The Wrestling by Simon Garfield

"So he became a wrestler, like his mum."
I have a vague memory, nestling in there with various tableaux of my grandfather asleep in front of the cricket, the hardened red marbling of raspberry ripple ice-cream, and an insatiable childhood desire for the game Tank Command*, of grey-blue images on the television of fat men in leotards. This was 'The Wrestling', as both my maternal grandmother and paternal grandfather would tell me, and was another television programme that my parents frowned upon but had no power to stop me from watching. Which I didn't. Before the 24-hour news cycle and WWE Superstars, I was only ever interested in cartoons, and later football and Star Trek: The Next Generation. 'The Wrestling' was something weird and quaint and discomforting to watch, so I didn't. 

Turns out that many other people didn't watch it either, and in 1988 it was binned from ITV's World of Sport programme for good. 
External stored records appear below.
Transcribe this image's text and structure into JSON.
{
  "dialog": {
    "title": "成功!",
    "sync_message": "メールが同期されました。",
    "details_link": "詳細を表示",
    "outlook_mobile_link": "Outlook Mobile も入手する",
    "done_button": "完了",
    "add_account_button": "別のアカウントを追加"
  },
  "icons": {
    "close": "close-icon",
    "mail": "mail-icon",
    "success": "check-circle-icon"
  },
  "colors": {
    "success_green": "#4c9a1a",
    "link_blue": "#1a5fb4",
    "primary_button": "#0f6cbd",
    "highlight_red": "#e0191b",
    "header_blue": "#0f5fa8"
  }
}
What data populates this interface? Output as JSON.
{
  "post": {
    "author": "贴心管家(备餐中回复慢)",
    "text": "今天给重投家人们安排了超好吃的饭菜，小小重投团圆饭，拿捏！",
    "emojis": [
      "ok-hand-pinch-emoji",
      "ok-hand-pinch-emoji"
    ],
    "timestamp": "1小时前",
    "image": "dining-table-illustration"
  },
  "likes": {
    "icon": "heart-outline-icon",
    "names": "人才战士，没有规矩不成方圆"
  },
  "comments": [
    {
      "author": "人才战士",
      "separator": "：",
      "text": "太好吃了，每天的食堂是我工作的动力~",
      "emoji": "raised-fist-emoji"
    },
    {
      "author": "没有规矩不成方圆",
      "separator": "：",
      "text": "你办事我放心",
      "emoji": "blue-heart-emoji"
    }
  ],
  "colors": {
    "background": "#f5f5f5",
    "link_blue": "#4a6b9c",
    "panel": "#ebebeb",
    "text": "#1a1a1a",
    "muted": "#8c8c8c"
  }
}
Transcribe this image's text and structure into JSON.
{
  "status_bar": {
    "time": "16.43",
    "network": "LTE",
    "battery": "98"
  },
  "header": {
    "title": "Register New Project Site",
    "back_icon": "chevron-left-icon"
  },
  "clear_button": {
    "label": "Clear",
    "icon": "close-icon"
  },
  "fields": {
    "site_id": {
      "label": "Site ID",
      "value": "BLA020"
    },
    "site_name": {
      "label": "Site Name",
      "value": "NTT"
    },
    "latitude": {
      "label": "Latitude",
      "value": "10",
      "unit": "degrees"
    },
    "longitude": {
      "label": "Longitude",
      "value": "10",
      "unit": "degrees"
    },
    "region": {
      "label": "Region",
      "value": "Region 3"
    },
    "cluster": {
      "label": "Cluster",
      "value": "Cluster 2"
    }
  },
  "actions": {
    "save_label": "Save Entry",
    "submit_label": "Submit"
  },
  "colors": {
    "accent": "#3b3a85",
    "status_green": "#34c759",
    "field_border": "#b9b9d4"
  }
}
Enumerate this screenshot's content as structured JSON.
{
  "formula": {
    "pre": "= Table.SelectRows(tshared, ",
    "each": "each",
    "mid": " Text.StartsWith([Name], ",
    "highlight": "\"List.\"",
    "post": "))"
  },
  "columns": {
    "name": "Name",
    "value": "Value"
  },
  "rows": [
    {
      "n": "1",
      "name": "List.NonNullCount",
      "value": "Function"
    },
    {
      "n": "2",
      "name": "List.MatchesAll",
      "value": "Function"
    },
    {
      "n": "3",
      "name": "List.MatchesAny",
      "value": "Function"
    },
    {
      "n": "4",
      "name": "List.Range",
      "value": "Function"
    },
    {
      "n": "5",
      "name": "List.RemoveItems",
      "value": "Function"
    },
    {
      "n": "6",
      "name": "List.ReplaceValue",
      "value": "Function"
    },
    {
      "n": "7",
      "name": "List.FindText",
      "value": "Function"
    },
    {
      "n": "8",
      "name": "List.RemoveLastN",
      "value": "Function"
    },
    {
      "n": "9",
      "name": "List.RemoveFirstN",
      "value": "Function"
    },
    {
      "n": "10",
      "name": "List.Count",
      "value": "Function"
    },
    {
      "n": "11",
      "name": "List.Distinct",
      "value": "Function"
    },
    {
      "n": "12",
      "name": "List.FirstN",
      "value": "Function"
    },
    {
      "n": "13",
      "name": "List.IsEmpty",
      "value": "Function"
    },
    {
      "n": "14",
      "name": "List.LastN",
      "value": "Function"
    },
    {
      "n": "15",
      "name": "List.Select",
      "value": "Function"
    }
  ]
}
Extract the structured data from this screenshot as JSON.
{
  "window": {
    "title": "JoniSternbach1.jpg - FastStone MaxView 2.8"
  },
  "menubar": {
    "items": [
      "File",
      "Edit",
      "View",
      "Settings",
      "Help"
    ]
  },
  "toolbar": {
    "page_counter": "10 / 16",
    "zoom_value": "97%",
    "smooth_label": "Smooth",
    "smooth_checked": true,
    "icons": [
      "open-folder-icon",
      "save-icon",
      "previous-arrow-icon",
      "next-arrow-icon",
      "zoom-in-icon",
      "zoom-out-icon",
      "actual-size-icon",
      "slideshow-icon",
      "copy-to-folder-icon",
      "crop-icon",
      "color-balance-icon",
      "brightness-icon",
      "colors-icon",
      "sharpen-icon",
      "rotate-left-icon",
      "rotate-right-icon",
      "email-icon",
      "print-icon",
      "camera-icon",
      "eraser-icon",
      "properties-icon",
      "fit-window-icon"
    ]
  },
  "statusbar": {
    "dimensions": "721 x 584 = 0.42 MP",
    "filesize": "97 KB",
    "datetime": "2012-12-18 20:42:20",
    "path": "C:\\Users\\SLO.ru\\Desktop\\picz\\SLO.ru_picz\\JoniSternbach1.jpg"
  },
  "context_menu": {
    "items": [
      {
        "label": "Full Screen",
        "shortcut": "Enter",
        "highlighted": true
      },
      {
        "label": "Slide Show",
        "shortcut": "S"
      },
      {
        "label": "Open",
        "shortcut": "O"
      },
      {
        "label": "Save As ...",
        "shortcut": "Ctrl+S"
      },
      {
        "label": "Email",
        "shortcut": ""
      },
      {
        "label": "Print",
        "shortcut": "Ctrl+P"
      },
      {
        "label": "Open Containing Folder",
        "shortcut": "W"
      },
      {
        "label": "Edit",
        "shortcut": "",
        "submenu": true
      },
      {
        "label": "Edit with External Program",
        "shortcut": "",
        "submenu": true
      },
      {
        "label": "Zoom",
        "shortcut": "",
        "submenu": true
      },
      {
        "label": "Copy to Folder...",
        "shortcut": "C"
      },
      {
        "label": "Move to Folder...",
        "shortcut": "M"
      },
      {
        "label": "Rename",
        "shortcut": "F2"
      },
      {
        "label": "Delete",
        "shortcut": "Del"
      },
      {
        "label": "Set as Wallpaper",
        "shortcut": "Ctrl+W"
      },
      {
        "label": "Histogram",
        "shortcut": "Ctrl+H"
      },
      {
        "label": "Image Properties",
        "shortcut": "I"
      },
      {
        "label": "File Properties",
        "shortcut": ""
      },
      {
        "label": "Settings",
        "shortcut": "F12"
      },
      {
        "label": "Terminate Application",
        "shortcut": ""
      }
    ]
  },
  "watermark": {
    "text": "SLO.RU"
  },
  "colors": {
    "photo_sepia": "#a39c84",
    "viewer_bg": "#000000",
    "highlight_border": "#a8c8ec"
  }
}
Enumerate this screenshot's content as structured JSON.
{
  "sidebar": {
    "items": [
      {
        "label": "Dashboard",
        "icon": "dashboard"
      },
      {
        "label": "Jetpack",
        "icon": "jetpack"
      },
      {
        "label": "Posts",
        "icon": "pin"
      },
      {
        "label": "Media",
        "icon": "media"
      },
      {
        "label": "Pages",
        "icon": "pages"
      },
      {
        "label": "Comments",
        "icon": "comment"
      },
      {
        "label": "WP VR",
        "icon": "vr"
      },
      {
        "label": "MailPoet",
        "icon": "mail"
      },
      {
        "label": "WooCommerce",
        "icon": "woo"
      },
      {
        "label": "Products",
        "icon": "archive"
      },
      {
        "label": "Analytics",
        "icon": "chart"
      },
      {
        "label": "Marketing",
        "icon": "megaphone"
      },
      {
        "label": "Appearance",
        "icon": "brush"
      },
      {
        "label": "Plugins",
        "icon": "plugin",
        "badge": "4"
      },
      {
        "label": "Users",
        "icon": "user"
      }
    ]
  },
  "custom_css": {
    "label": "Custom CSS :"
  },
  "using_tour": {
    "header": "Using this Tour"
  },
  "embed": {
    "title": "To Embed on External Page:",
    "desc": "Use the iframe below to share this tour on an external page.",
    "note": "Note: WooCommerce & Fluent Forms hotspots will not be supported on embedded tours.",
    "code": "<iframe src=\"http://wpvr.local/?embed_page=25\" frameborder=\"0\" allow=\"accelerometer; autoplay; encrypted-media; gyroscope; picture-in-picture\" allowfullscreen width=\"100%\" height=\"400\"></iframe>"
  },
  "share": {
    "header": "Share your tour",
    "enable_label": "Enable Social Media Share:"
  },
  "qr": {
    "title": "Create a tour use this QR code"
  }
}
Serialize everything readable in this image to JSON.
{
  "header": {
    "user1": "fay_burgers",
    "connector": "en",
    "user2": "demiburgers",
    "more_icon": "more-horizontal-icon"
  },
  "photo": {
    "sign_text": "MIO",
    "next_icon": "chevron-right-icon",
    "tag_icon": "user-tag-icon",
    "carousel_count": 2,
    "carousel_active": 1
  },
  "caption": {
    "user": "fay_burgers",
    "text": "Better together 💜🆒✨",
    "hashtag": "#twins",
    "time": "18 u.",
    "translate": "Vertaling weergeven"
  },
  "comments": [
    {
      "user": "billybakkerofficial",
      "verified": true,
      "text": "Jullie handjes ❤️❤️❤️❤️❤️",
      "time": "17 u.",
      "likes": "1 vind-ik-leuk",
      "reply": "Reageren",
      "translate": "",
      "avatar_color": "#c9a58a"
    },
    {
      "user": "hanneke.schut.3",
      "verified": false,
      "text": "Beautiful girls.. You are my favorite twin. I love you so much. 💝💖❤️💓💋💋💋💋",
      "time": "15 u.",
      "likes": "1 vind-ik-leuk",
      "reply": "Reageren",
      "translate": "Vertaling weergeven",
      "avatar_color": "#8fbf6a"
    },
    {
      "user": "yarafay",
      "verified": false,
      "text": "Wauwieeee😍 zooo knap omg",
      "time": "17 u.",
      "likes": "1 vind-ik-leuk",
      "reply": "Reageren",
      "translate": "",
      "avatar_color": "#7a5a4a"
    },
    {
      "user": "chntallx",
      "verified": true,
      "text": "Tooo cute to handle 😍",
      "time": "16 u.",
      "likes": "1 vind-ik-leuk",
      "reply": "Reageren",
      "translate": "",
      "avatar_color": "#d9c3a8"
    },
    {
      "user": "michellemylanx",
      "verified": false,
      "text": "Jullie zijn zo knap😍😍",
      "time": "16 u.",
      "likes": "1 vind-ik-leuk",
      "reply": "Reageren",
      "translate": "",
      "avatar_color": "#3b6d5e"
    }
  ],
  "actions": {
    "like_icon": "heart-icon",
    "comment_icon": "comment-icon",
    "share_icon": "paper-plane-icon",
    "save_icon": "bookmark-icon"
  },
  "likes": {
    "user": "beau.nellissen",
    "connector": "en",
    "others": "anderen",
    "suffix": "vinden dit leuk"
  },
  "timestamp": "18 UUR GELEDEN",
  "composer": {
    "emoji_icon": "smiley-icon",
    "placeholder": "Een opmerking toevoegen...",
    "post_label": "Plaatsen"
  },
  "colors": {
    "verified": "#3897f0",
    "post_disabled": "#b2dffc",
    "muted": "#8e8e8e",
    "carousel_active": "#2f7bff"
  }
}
However, it seems I've been at best callously indifferent and at worst wilfully disrespectful of what had been, for a time, the most popular entertainment** on TV, and, it also seems, a truly colourful cast of rogues, roustabouts and rapscallions who were left to wither and die in obscurity. 


Mr TV's inside story!
In all honesty, there would have been very little chance that I would have opened the pages of this book in anything other than mild curiosity about the author's surname (in case he was related to a childhood hero, Jim Davis' cat of the same name), but after a drunken conversation in the midst of a pub full of #RWC2015 fever, a colleague insisted I borrow and read this rather idiosyncratic oral history of this much maligned entertainment. So I became immersed in the stories collected by Garfield of the antics and grievances of family favourites like Mick McManus, Kendo Nagasaki, Joe D'Orazio and Jackie Pallo (although in the words of Robbie Brookside, "we won't give any messages to Jackie Pallo other than 'Die you old bastard.'"). Heels and heroes, grapplers and brawlers, they all consistently, if rather cholerically, insist that wrestling was a hard game, a true sport, and the fronts that should have crumbled twenty years before are still propped up with the vim and vigour of youth. It's amazing that this bunch of ageing, crippled 'athletes' could keep up the pretence that wrestling was anything but a sham, a sport on which you weren't even permitted to bet, especially after Pallo's kiss-n-tell behind the scenes exposé blew the covers off. Or not. It's equally likely that after years of treading the same line, telling the same story, that these old geezers are no longer able to differentiate between fact and fiction. But that adds to the charm of it all, and contributes in no small measure to the pathos of Garfield's book. 

Packed with whimsy and nostalgia, old codgers limping and griping, road trips with Giant Haystacks, people mythologising Kendo Nagasaki and Les Kellett (a hard bastard, mean as anything, and rubbish at replying to letters), this is a very British book. with more than one or two particularly cracking lines. I feel disloyal to let Mr TV, Jackie Pallo have the last word, but it is a good 'un:
Mick [McManus] had that know-how: a great performer. Horrible bastard, but a great performer.
Edit: November 2015. I've just realised that the copy I read, borrowed from the aforementioned friend and purchased secondhand, was missing everything after page 196, meaning there's another sixty odd pages I've not read. However, I shall assume that nothing is very different in those last pages and no-one suddenly shoots to British Wrestling stardom and saves the sport. I'm sure I'd have heard about that.

*Which was awesome when I finally got it, but terrible when I realised it was a two-player game and that my brother would relentlessly cheat in order to win, or else refuse to play... 

**According to the wrestlers themselves, but then they are all irredeemable braggarts and liars.